Le Mahu de Bruno Edmond ne se préoccupe pas plus de vertus que de vices.
Il savait sans doute que deux et deux faisaient quatre avant qu’on ne cherche même à le penser mais il ne s’en soucie guère car il a mieux à faire Dépendeur de pendu, il a conscience que la vie est éphémère et que c’est là une vérité (la seule peut-être) éternelle. Il retient la lumière tel un Saint François d’Assise privé de foi et de repère et dévoré par les animaux. Son énergie est celle du vide assumé comme tel.
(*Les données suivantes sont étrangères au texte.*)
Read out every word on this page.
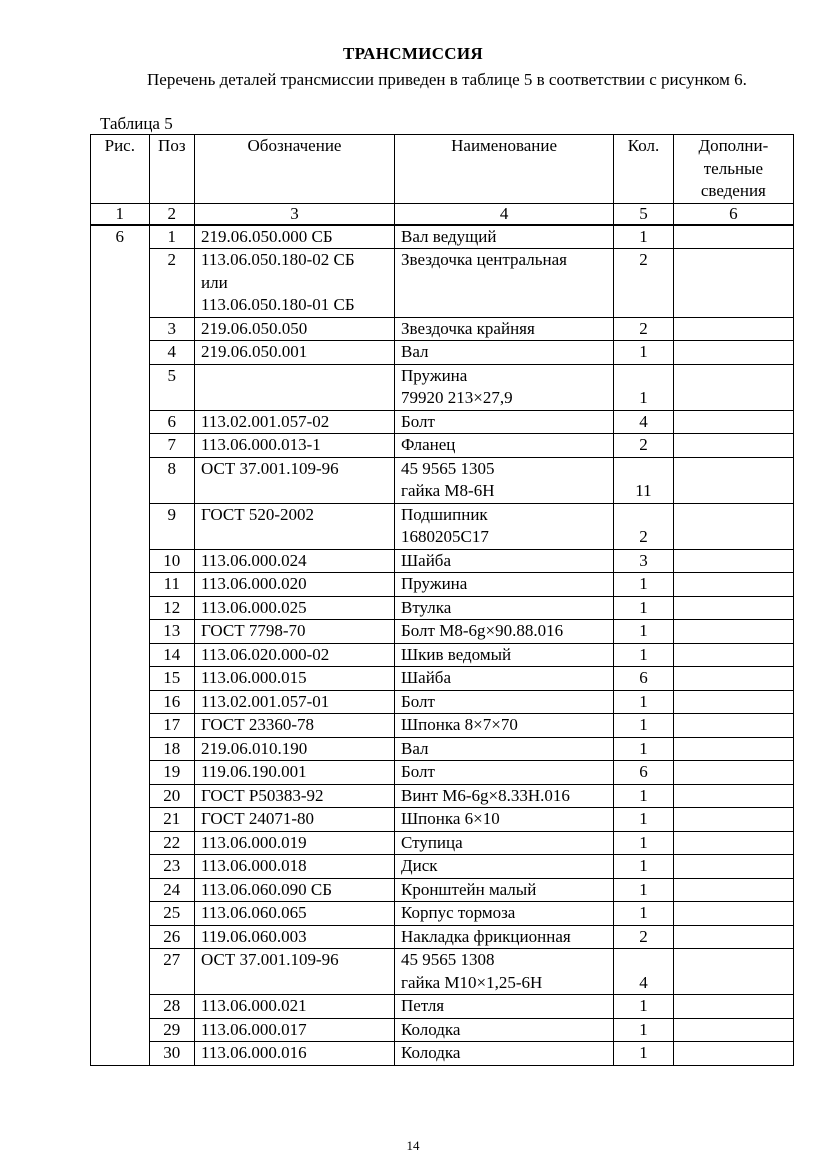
ТРАНСМИССИЯ
Перечень деталей трансмиссии приведен в таблице 5 в соответствии с рисунком 6.
Таблица 5
Рис.	Поз	Обозначение	Наименование	Кол.	Дополни-
тельные
сведения

1	2	3	4	5	6
6	1	219.06.050.000 СБ	Вал ведущий	1	
	2	113.06.050.180-02 СБ
или
113.06.050.180-01 СБ	Звездочка центральная	2	
	3	219.06.050.050	Звездочка крайняя	2	
	4	219.06.050.001	Вал	1	
	5		Пружина
79920 213×27,9	1	
	6	113.02.001.057-02	Болт	4	
	7	113.06.000.013-1	Фланец	2	
	8	ОСТ 37.001.109-96	45 9565 1305
гайка М8-6Н	11	
	9	ГОСТ 520-2002	Подшипник
1680205С17	2	
	10	113.06.000.024	Шайба	3	
	11	113.06.000.020	Пружина	1	
	12	113.06.000.025	Втулка	1	
	13	ГОСТ 7798-70	Болт М8-6g×90.88.016	1	
	14	113.06.020.000-02	Шкив ведомый	1	
	15	113.06.000.015	Шайба	6	
	16	113.02.001.057-01	Болт	1	
	17	ГОСТ 23360-78	Шпонка 8×7×70	1	
	18	219.06.010.190	Вал	1	
	19	119.06.190.001	Болт	6	
	20	ГОСТ Р50383-92	Винт М6-6g×8.33Н.016	1	
	21	ГОСТ 24071-80	Шпонка 6×10	1	
	22	113.06.000.019	Ступица	1	
	23	113.06.000.018	Диск	1	
	24	113.06.060.090 СБ	Кронштейн малый	1	
	25	113.06.060.065	Корпус тормоза	1	
	26	119.06.060.003	Накладка фрикционная	2	
	27	ОСТ 37.001.109-96	45 9565 1308
гайка М10×1,25-6Н	4	
	28	113.06.000.021	Петля	1	
	29	113.06.000.017	Колодка	1	
	30	113.06.000.016	Колодка	1	
14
Elle est pour lui l’espionne agissante du réel mais elle ne poursuit aucun absolu d’autant que lorsqu’on court après il galope.
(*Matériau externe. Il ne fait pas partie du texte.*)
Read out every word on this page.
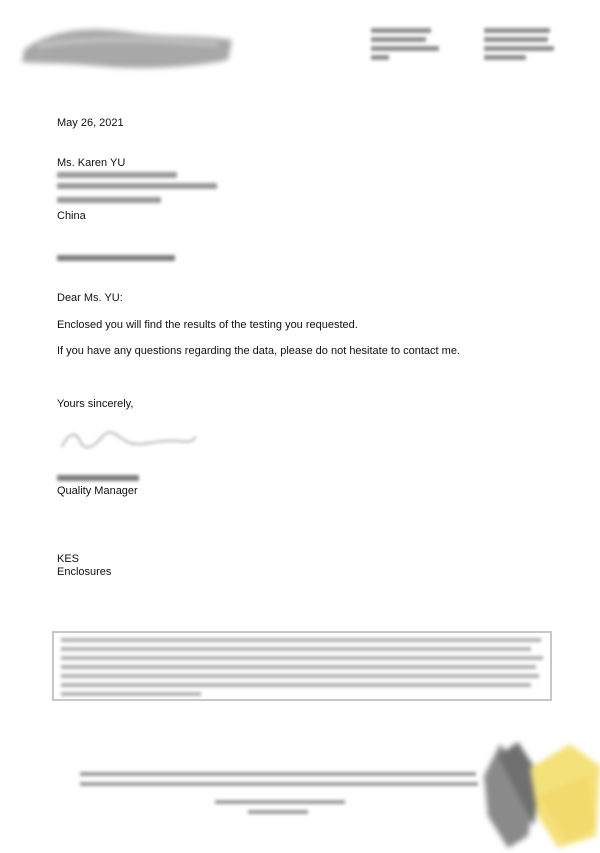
May 26, 2021
Ms. Karen YU
China
Dear Ms. YU:
Enclosed you will find the results of the testing you requested.
If you have any questions regarding the data, please do not hesitate to contact me.
Yours sincerely,
Quality Manager
KES
Enclosures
Mahu rampe comme un reptile, vole comme un oiseau. Mais avant tout Mahu marche. A sa façon et à l’opposé de tous ceux qui cultivent l’indignation purement verbale. Face à ces parfaits clones de la résignation et du pessimisme, il opte pour un optimisme particulier et qui s’ignore. Une tel anti-héros ne fonde rien. Ni le statut de la fiction, ni la source énonciative, ni un sens. Sa fonction consiste même à détruire l’instauration d’une origine et d’une intention. Il n génère donc que de l’incompréhensible. Chez Pinget un autre Mahu (son homonyme) se faisait parfois énonciateur mais il n’est ici qu’objet de la narration. Un “objet” d’un genre détraqué, raté, flou, « border-line ». C’est ce qui fait son charme, sa qualité intrinsèque.
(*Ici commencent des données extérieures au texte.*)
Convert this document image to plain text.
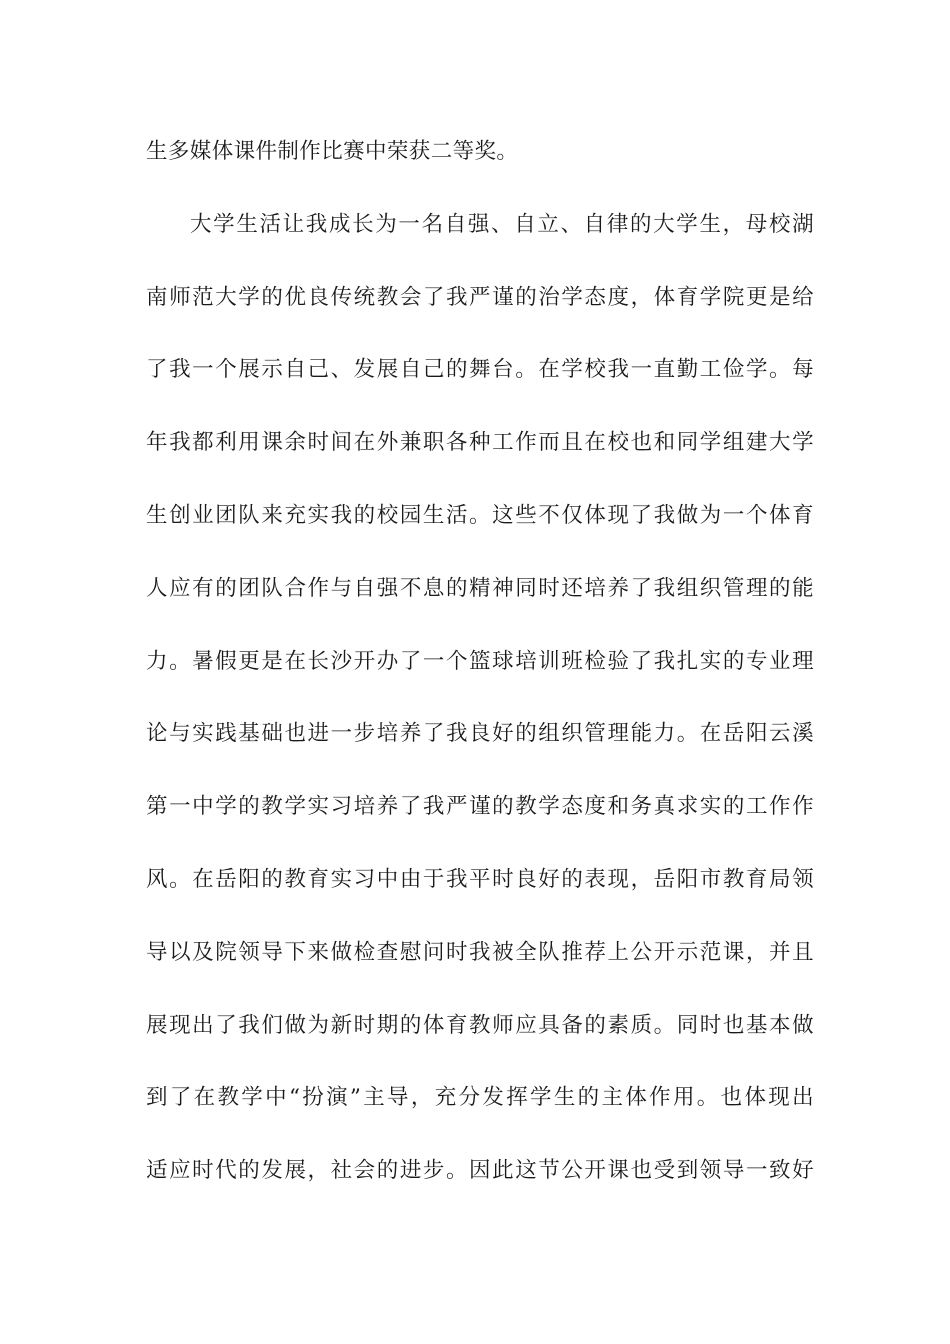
生多媒体课件制作比赛中荣获二等奖。
大学生活让我成长为一名自强、自立、自律的大学生，母校湖
南师范大学的优良传统教会了我严谨的治学态度，体育学院更是给
了我一个展示自己、发展自己的舞台。在学校我一直勤工俭学。每
年我都利用课余时间在外兼职各种工作而且在校也和同学组建大学
生创业团队来充实我的校园生活。这些不仅体现了我做为一个体育
人应有的团队合作与自强不息的精神同时还培养了我组织管理的能
力。暑假更是在长沙开办了一个篮球培训班检验了我扎实的专业理
论与实践基础也进一步培养了我良好的组织管理能力。在岳阳云溪
第一中学的教学实习培养了我严谨的教学态度和务真求实的工作作
风。在岳阳的教育实习中由于我平时良好的表现，岳阳市教育局领
导以及院领导下来做检查慰问时我被全队推荐上公开示范课，并且
展现出了我们做为新时期的体育教师应具备的素质。同时也基本做
到了在教学中“扮演”主导，充分发挥学生的主体作用。也体现出
适应时代的发展，社会的进步。因此这节公开课也受到领导一致好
L’écriture devient la marge de ce marginal. Si bien que l’éclatement de la logique de la fiction introduit la ” folie du genre “.
Chez Edmond, la parole plus que le réel devient l’objet de la représentation.
Preuve que l’auteur n’écrit pas par plaisir mais seulement pour inventer la fable du monde autour d’un langage capable de comprendre son personnage.
Au ” J’écris pour me parcourir ” de Michaux, l’auteur répond en écrivant un monde subjectif, désorganisé, balbutiant émerveillé, bouleversé, primaire, animal où se perd le chemin de l’homme qui marche.
Le clone de celui de Giaccometti devient l’être sauvage au drame inexpliqué et métamorphosé par l’affolement de la fonction fabulatrice.
Sa résistance au réel, au givre, au minéral, au vent demeure patente.
L’ange redevenu bête fouille et exhume la vacuité de l’être en prouvant la force de se taire.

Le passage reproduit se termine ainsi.